Wednesday, May 13, 2009

Violence in the Hebrew Bible: underdogs

Good children's stories are always subversive.

Think of Aladdin. Pippi Longstocking. Or Mr. Popper's Penguins. In each of these stories, the little guy wins. And the powers-that-be end up looking foolish.

You know -- like David and Goliath.

Most of the violence in the Bible, as a matter of fact, fits into this pattern. When Gideon fights the Midianites, for instance, he's clearly the underdog. The same is true of Deborah against Sisera. Jonathan against the Philistines. And Hezekiah versus Sennacherib. In each of these stories, notice, a small group of Israelites takes on an overwhelming larger force . . . and with God's help, they win.

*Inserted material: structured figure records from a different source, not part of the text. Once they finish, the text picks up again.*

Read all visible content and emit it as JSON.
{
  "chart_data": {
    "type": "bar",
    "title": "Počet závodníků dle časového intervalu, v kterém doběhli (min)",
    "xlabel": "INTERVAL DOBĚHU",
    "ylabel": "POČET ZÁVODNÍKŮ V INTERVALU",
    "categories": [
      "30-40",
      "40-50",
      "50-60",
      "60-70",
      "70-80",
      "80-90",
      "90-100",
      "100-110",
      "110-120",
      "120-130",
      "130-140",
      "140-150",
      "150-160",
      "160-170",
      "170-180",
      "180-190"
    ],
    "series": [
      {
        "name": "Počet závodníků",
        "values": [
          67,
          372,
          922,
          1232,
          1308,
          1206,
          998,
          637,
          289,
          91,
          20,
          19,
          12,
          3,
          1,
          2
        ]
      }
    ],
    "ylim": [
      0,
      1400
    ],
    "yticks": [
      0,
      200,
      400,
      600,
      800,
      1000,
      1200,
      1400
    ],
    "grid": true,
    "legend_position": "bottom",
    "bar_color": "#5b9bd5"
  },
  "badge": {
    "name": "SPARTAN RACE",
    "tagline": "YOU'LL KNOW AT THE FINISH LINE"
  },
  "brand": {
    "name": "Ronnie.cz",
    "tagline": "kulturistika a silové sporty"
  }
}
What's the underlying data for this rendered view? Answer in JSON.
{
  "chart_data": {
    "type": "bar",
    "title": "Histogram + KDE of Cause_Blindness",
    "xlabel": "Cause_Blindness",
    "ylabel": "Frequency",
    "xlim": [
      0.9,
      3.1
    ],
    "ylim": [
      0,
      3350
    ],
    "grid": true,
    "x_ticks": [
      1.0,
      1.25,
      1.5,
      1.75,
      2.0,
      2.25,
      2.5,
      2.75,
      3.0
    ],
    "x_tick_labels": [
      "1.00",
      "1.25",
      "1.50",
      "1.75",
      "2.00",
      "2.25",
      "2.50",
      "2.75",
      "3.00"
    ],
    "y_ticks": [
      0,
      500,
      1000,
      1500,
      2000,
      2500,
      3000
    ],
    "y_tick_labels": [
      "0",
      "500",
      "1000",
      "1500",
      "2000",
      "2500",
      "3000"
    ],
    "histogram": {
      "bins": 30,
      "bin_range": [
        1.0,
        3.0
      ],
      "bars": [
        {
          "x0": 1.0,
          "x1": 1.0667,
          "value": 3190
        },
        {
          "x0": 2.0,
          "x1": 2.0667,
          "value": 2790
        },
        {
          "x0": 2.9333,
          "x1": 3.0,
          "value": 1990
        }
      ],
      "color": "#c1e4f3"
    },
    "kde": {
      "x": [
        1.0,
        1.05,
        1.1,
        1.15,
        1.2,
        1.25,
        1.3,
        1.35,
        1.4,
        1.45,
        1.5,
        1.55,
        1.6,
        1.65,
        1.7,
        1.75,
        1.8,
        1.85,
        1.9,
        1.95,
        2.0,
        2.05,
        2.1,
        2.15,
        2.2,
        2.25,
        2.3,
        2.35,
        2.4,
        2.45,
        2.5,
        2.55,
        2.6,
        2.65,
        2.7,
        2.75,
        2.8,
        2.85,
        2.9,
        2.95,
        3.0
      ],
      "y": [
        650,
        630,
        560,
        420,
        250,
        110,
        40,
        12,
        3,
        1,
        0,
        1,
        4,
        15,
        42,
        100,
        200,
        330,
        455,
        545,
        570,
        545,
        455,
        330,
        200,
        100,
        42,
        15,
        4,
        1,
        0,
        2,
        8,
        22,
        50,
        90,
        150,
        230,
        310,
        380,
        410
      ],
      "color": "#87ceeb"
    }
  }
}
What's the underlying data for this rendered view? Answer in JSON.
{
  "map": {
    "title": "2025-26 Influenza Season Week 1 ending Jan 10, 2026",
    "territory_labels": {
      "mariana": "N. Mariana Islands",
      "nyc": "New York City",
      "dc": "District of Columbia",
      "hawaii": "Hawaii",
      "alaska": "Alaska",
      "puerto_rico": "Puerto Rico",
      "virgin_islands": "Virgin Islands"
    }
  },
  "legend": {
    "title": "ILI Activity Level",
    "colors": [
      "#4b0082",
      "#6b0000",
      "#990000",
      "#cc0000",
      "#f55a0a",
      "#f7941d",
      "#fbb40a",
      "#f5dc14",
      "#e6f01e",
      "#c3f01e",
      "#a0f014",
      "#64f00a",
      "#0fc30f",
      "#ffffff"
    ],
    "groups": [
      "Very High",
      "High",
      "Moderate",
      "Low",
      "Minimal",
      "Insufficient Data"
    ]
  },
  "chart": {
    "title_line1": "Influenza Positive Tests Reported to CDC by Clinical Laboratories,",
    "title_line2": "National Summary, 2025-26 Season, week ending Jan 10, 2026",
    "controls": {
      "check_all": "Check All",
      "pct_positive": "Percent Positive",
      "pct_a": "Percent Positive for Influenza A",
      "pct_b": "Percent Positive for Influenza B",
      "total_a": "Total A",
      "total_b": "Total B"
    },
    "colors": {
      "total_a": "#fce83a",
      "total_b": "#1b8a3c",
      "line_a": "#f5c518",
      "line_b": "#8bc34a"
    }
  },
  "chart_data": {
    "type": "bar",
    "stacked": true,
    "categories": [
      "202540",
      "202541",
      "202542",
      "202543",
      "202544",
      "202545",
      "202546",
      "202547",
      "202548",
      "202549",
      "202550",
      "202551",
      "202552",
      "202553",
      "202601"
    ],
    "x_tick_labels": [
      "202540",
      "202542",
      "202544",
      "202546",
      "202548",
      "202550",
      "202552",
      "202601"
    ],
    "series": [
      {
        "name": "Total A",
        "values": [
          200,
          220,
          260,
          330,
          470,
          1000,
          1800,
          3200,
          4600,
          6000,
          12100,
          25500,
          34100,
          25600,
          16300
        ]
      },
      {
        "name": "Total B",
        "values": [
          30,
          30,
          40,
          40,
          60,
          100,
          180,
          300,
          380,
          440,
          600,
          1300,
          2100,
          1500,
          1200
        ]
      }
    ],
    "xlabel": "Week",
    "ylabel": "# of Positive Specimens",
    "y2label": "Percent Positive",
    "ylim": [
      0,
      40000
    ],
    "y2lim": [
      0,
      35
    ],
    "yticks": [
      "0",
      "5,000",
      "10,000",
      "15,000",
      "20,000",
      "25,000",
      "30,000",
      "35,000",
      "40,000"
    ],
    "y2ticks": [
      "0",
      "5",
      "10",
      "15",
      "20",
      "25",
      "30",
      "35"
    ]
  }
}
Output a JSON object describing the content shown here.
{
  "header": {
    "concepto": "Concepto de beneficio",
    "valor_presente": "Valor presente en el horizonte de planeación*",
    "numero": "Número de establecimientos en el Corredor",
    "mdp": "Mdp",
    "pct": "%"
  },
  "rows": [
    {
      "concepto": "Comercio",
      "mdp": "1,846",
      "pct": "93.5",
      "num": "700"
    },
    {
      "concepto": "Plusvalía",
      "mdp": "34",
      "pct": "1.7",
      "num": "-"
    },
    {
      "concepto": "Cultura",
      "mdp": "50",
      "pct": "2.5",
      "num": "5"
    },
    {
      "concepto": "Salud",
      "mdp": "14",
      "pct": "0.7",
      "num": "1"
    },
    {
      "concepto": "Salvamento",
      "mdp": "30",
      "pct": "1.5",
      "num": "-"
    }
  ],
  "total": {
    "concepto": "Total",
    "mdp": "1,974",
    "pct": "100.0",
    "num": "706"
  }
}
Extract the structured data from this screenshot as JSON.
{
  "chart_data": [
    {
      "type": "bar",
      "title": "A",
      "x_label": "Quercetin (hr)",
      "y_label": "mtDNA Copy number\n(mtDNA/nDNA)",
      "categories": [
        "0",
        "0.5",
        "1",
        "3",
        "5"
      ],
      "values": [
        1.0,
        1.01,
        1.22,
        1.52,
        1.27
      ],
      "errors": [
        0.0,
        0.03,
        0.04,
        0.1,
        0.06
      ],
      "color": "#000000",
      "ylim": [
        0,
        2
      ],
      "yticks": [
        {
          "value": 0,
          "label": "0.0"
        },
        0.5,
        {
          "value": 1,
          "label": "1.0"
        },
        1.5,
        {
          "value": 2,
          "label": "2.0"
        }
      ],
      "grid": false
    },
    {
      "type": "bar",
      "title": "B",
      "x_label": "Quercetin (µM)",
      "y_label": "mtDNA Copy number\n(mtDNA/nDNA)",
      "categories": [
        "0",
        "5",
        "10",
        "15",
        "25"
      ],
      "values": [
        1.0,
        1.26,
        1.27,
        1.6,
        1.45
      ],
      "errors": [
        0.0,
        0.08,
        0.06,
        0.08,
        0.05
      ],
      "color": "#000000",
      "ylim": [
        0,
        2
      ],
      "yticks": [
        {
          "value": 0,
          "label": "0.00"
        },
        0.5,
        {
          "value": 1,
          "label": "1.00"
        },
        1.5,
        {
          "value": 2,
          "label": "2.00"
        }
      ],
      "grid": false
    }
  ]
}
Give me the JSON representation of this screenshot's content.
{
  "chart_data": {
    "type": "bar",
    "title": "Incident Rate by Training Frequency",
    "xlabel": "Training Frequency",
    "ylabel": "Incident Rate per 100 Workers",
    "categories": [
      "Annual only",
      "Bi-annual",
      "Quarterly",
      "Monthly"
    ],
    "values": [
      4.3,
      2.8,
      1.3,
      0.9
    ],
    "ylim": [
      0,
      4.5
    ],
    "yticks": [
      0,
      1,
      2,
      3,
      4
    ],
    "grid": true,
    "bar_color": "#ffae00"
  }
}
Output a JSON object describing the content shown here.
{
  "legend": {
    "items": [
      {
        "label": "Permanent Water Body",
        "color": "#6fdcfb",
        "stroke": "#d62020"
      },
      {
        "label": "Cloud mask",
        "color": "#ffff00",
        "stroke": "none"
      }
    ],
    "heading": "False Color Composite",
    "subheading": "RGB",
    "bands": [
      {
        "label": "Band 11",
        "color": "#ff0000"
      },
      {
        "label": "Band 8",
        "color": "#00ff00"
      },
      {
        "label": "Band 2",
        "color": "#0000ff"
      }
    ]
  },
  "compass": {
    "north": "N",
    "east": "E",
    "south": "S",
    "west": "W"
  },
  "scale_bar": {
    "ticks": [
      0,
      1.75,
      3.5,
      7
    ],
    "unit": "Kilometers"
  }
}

And yes, it's easy to see why children like these stories -- but it's worth remembering that most of the Bible's original audience was similarly powerless. If Moses wrote the Pentateuch, for instance, then he wrote it while God's people were slaves in Egypt, or nomads on the fringes of empire. Likewise, the stories of Saul, David, and all subsequent kings were written for people in exile.

Many of the Bible's violent stories, in other words, are subversive -- both in terms of their content and their context. They are not stories of power for the powerful. Instead, they tell the powerless how God:
. . . has scattered those who are proud in their innermost thoughts. He has brought down rulers from their thrones but has lifted up the humble. He has filled the hungry with good things but has sent the rich away empty (Luke 1:51-53).
When you're up against a Goliath, in other words, it's nice to know that a David can win.

And one of the problems we have with violence in the Bible . . .

Well, it may be that we identify with the wrong side.